CURATION & FACILITATION
BODY OF WORK
My work in curation and facilitation is sustained by the belief that art is a living practice of collective agency, healing, and imagination. I create containers where people can move, speak, grieve, and dream together — drawing from influences such as Anna Halprin’s Life/Art Process, Bread and Puppet Theater, El Grupo Yuyachkani in Peru, and the wider field of social practice.
On unceded Abenaki land (Vermont), I have co-hosted grief circles grounded in ritual lament and ecological attunement, co-facilitated a yearly Samhain Ritual at Bread and Puppet Theater, and led psychedelic integration workshops through the Tamalpa Life/Art Process, weaving somatic therapy and expressive arts. I also lead and DJ for community movement practices, and co-founded the region’s only queer ecstatic dance, centering embodiment, connection, and inclusivity. Together these practices tend thresholds — birth, elderhood, and belonging — and open space for re-imagining the village so many of us are longing for.
My facilitation has also carried me into wider contexts — presenting research with the Transart Institute, guiding ecosomatic workshops in New York, and contributing to Weaving Water @ Yarun in Australia, where artists and scientists gathered around the stories and ecologies of water. In higher education, I’ve taught as an adjunct professor of Photography and Performance at PNCA in Portland, where I invited students to explore the intersections of image, embodiment, and social practice.
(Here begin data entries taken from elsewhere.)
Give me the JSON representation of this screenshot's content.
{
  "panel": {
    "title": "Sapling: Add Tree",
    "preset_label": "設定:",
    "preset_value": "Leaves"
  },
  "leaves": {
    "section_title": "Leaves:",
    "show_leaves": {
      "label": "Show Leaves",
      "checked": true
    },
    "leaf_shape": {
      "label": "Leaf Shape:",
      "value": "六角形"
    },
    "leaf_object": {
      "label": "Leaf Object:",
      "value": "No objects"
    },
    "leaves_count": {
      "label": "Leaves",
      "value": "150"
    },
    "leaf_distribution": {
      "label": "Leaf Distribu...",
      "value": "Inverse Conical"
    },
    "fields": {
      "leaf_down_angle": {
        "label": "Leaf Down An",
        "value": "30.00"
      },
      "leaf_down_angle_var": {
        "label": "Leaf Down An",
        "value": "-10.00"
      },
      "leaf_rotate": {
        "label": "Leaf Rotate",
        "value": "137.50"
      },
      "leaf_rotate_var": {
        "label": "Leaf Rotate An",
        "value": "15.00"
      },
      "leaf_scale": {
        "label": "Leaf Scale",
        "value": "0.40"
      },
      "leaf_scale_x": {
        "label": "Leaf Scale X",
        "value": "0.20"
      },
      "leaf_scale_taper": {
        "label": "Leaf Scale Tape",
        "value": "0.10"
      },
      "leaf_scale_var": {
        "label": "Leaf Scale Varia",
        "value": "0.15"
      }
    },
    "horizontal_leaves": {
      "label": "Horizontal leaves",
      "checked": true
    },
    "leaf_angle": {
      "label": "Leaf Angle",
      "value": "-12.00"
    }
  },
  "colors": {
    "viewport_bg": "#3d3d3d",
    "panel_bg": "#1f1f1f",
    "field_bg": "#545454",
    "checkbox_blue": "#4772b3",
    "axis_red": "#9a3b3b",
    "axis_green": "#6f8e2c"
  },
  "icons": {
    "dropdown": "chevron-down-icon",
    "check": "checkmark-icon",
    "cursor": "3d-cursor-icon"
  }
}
Across these settings, what stays constant is my commitment to mentorship and to artistic inquiry as a shared process of discovery.
My work carries forward ancestral connection, folk traditions, communal ritual, and embodied storytelling while also opening space for contemporary forms of protest, resilience, and transformation. At the heart of it, I see art not as something to be produced, but as a shared practice of belonging— one rooted in reciprocity and imagination, where we can remember our interconnection and tend the ground for resilience and collective healing to take root.